Literacy is one thing, but in England at the turn of the last millennium a commoner was not even allowed to speak the same language as its rulers.
“After the Norman Conquest of 1066, when various groups from France invaded and occupied England, the ruling class in England spoke a language called Norman French,” Feifer said.
“In fact, several generations of rulers would pass before any of them could speak the language of their people. You know Richard the Lionhart, aka Richard the First of England, who appears in countless films like King of Heaven, and is pictured with an English accent? No. He didn’t speak English. “
The average person probably wouldn’t have a chance to speak to the King anyway, but the implications of this differentiation between royals and ordinary people have extended to legal matters. This remained true even after Norman French was a distant memory.
“Even after the monarchy and the court gave up French and spoke English, if you were a lawyer, if you were a lawyer, you still had to learn to speak this ‘French law’,” Rabin said.
So in that sense, all you have to do to live like kings today is speak the same language as your elected leader and be able to read a legal document (although the text itself may look more like French law than English).
The last way to live like a royal is to indulge your sweet tooth.
“Sugar cane is a modern invention. Sugar beets: a modern invention. Corn syrup: a modern invention – and it takes a lot of factory processing to get this sweetness,” says Kara Cooney, professor of art and architecture Egyptian and president of the Department of Near Eastern Languages and Cultures at UCLA, in the episode.

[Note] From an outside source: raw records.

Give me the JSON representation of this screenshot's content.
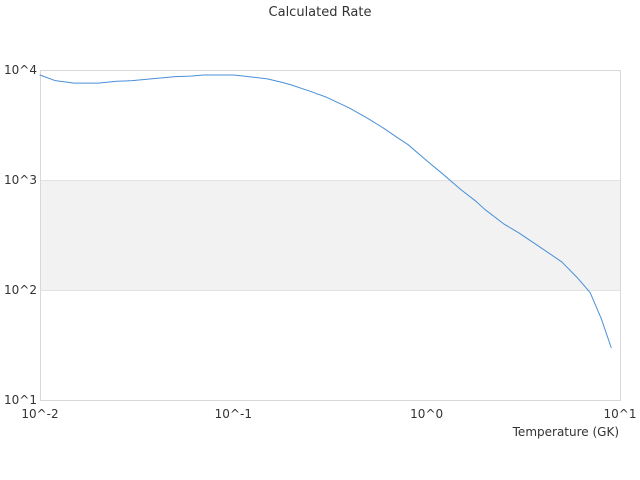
{
  "chart_data": {
    "type": "line",
    "title": "Calculated Rate",
    "xlabel": "Temperature (GK)",
    "ylabel": "",
    "x_scale": "log",
    "y_scale": "log",
    "xlim": [
      0.01,
      10
    ],
    "ylim": [
      10,
      10000
    ],
    "x_tick_labels": [
      "10^-2",
      "10^-1",
      "10^0",
      "10^1"
    ],
    "y_tick_labels": [
      "10^1",
      "10^2",
      "10^3",
      "10^4"
    ],
    "x_tick_values": [
      0.01,
      0.1,
      1,
      10
    ],
    "y_tick_values": [
      10,
      100,
      1000,
      10000
    ],
    "grid": true,
    "alternating_bands": true,
    "series": [
      {
        "color": "#4a90d9",
        "x": [
          0.01,
          0.012,
          0.015,
          0.02,
          0.025,
          0.03,
          0.04,
          0.05,
          0.06,
          0.07,
          0.08,
          0.1,
          0.12,
          0.15,
          0.18,
          0.2,
          0.25,
          0.3,
          0.4,
          0.5,
          0.6,
          0.7,
          0.8,
          1.0,
          1.2,
          1.5,
          1.8,
          2.0,
          2.5,
          3.0,
          4.0,
          5.0,
          6.0,
          7.0,
          8.0,
          9.0
        ],
        "y": [
          9000,
          8000,
          7600,
          7600,
          7900,
          8000,
          8400,
          8700,
          8800,
          9000,
          9000,
          9000,
          8700,
          8300,
          7700,
          7300,
          6400,
          5700,
          4500,
          3600,
          2950,
          2450,
          2100,
          1500,
          1150,
          820,
          640,
          540,
          400,
          330,
          235,
          180,
          130,
          95,
          55,
          30
        ]
      }
    ]
  }
}
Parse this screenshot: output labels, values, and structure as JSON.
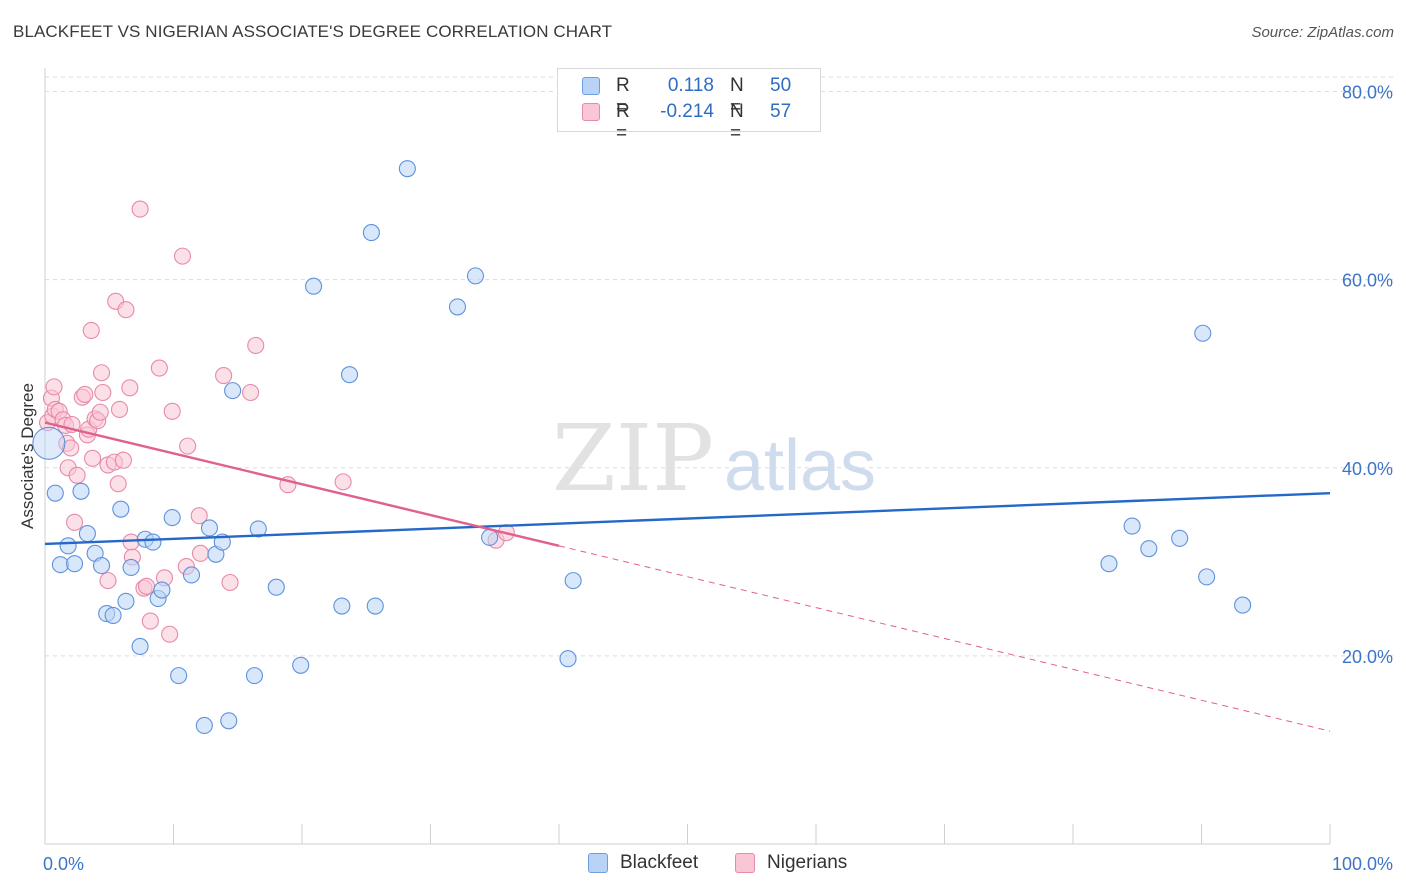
{
  "header": {
    "title": "BLACKFEET VS NIGERIAN ASSOCIATE'S DEGREE CORRELATION CHART",
    "source": "Source: ZipAtlas.com"
  },
  "legend_top": {
    "rows": [
      {
        "r_label": "R =",
        "r_value": "0.118",
        "n_label": "N =",
        "n_value": "50"
      },
      {
        "r_label": "R =",
        "r_value": "-0.214",
        "n_label": "N =",
        "n_value": "57"
      }
    ]
  },
  "watermark": {
    "zip": "ZIP",
    "atlas": "atlas"
  },
  "colors": {
    "blue_fill": "#b9d3f6",
    "blue_stroke": "#5f92dc",
    "blue_line": "#2468c8",
    "pink_fill": "#f9c6d6",
    "pink_stroke": "#e889a8",
    "pink_line": "#e0608e",
    "grid": "#dcdcdc",
    "tick_label": "#3d74c9"
  },
  "chart_data": {
    "type": "scatter",
    "title": "BLACKFEET VS NIGERIAN ASSOCIATE'S DEGREE CORRELATION CHART",
    "xlabel": "",
    "ylabel": "Associate's Degree",
    "xlim": [
      0,
      100
    ],
    "ylim": [
      0,
      82.5
    ],
    "x_tick_labels": [
      "0.0%",
      "100.0%"
    ],
    "y_ticks": [
      20,
      40,
      60,
      80
    ],
    "y_tick_labels": [
      "20.0%",
      "40.0%",
      "60.0%",
      "80.0%"
    ],
    "grid": true,
    "legend_position": "bottom",
    "series": [
      {
        "name": "Blackfeet",
        "R": 0.118,
        "N": 50,
        "trend": {
          "x": [
            0,
            100
          ],
          "y": [
            31.9,
            37.3
          ],
          "dashed_extension": false
        },
        "points": [
          {
            "x": 0.3,
            "y": 42.6
          },
          {
            "x": 0.8,
            "y": 37.3
          },
          {
            "x": 1.2,
            "y": 29.7
          },
          {
            "x": 1.8,
            "y": 31.7
          },
          {
            "x": 2.3,
            "y": 29.8
          },
          {
            "x": 2.8,
            "y": 37.5
          },
          {
            "x": 3.3,
            "y": 33.0
          },
          {
            "x": 3.9,
            "y": 30.9
          },
          {
            "x": 4.4,
            "y": 29.6
          },
          {
            "x": 4.8,
            "y": 24.5
          },
          {
            "x": 5.3,
            "y": 24.3
          },
          {
            "x": 5.9,
            "y": 35.6
          },
          {
            "x": 6.3,
            "y": 25.8
          },
          {
            "x": 6.7,
            "y": 29.4
          },
          {
            "x": 7.4,
            "y": 21.0
          },
          {
            "x": 7.8,
            "y": 32.4
          },
          {
            "x": 8.4,
            "y": 32.1
          },
          {
            "x": 8.8,
            "y": 26.1
          },
          {
            "x": 9.1,
            "y": 27.0
          },
          {
            "x": 9.9,
            "y": 34.7
          },
          {
            "x": 10.4,
            "y": 17.9
          },
          {
            "x": 11.4,
            "y": 28.6
          },
          {
            "x": 12.4,
            "y": 12.6
          },
          {
            "x": 12.8,
            "y": 33.6
          },
          {
            "x": 13.3,
            "y": 30.8
          },
          {
            "x": 13.8,
            "y": 32.1
          },
          {
            "x": 14.3,
            "y": 13.1
          },
          {
            "x": 14.6,
            "y": 48.2
          },
          {
            "x": 16.3,
            "y": 17.9
          },
          {
            "x": 16.6,
            "y": 33.5
          },
          {
            "x": 18.0,
            "y": 27.3
          },
          {
            "x": 19.9,
            "y": 19.0
          },
          {
            "x": 20.9,
            "y": 59.3
          },
          {
            "x": 23.1,
            "y": 25.3
          },
          {
            "x": 23.7,
            "y": 49.9
          },
          {
            "x": 25.4,
            "y": 65.0
          },
          {
            "x": 25.7,
            "y": 25.3
          },
          {
            "x": 28.2,
            "y": 71.8
          },
          {
            "x": 32.1,
            "y": 57.1
          },
          {
            "x": 33.5,
            "y": 60.4
          },
          {
            "x": 34.6,
            "y": 32.6
          },
          {
            "x": 40.7,
            "y": 19.7
          },
          {
            "x": 41.1,
            "y": 28.0
          },
          {
            "x": 82.8,
            "y": 29.8
          },
          {
            "x": 84.6,
            "y": 33.8
          },
          {
            "x": 85.9,
            "y": 31.4
          },
          {
            "x": 88.3,
            "y": 32.5
          },
          {
            "x": 90.1,
            "y": 54.3
          },
          {
            "x": 90.4,
            "y": 28.4
          },
          {
            "x": 93.2,
            "y": 25.4
          }
        ]
      },
      {
        "name": "Nigerians",
        "R": -0.214,
        "N": 57,
        "trend": {
          "x": [
            0,
            40,
            100
          ],
          "y": [
            44.8,
            31.7,
            12.0
          ],
          "solid_until_x": 40,
          "dashed_extension": true
        },
        "points": [
          {
            "x": 0.2,
            "y": 44.8
          },
          {
            "x": 0.5,
            "y": 47.4
          },
          {
            "x": 0.6,
            "y": 45.5
          },
          {
            "x": 0.7,
            "y": 48.6
          },
          {
            "x": 0.8,
            "y": 46.2
          },
          {
            "x": 1.1,
            "y": 46.0
          },
          {
            "x": 1.4,
            "y": 45.1
          },
          {
            "x": 1.6,
            "y": 44.5
          },
          {
            "x": 1.7,
            "y": 42.6
          },
          {
            "x": 1.8,
            "y": 40.0
          },
          {
            "x": 2.0,
            "y": 42.1
          },
          {
            "x": 2.1,
            "y": 44.6
          },
          {
            "x": 2.3,
            "y": 34.2
          },
          {
            "x": 2.5,
            "y": 39.2
          },
          {
            "x": 2.9,
            "y": 47.5
          },
          {
            "x": 3.1,
            "y": 47.8
          },
          {
            "x": 3.3,
            "y": 43.5
          },
          {
            "x": 3.4,
            "y": 44.1
          },
          {
            "x": 3.6,
            "y": 54.6
          },
          {
            "x": 3.7,
            "y": 41.0
          },
          {
            "x": 3.9,
            "y": 45.2
          },
          {
            "x": 4.1,
            "y": 45.0
          },
          {
            "x": 4.3,
            "y": 45.9
          },
          {
            "x": 4.4,
            "y": 50.1
          },
          {
            "x": 4.5,
            "y": 48.0
          },
          {
            "x": 4.9,
            "y": 28.0
          },
          {
            "x": 4.9,
            "y": 40.3
          },
          {
            "x": 5.4,
            "y": 40.6
          },
          {
            "x": 5.5,
            "y": 57.7
          },
          {
            "x": 5.7,
            "y": 38.3
          },
          {
            "x": 5.8,
            "y": 46.2
          },
          {
            "x": 6.1,
            "y": 40.8
          },
          {
            "x": 6.3,
            "y": 56.8
          },
          {
            "x": 6.6,
            "y": 48.5
          },
          {
            "x": 6.7,
            "y": 32.1
          },
          {
            "x": 6.8,
            "y": 30.5
          },
          {
            "x": 7.4,
            "y": 67.5
          },
          {
            "x": 7.7,
            "y": 27.2
          },
          {
            "x": 7.9,
            "y": 27.4
          },
          {
            "x": 8.2,
            "y": 23.7
          },
          {
            "x": 8.9,
            "y": 50.6
          },
          {
            "x": 9.3,
            "y": 28.3
          },
          {
            "x": 9.7,
            "y": 22.3
          },
          {
            "x": 9.9,
            "y": 46.0
          },
          {
            "x": 10.7,
            "y": 62.5
          },
          {
            "x": 11.0,
            "y": 29.5
          },
          {
            "x": 11.1,
            "y": 42.3
          },
          {
            "x": 12.0,
            "y": 34.9
          },
          {
            "x": 12.1,
            "y": 30.9
          },
          {
            "x": 13.9,
            "y": 49.8
          },
          {
            "x": 14.4,
            "y": 27.8
          },
          {
            "x": 16.0,
            "y": 48.0
          },
          {
            "x": 16.4,
            "y": 53.0
          },
          {
            "x": 18.9,
            "y": 38.2
          },
          {
            "x": 23.2,
            "y": 38.5
          },
          {
            "x": 35.1,
            "y": 32.3
          },
          {
            "x": 35.9,
            "y": 33.1
          }
        ]
      }
    ]
  }
}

“Sugar in the ancient world came from fruit. If you had access to fruit… and if you juice it… you could get sugar. But it was a difficult thing to get hold of.
Like the color purple, sugar was rare because it was difficult to obtain and manufacture. Modern society has managed to reverse the scenario.
“Back then, consuming sugar was a sign of status,” Cooney says. “Today, thousands of years later, industrial sugar is one of the cheapest substances available. The status marker is therefore reversed.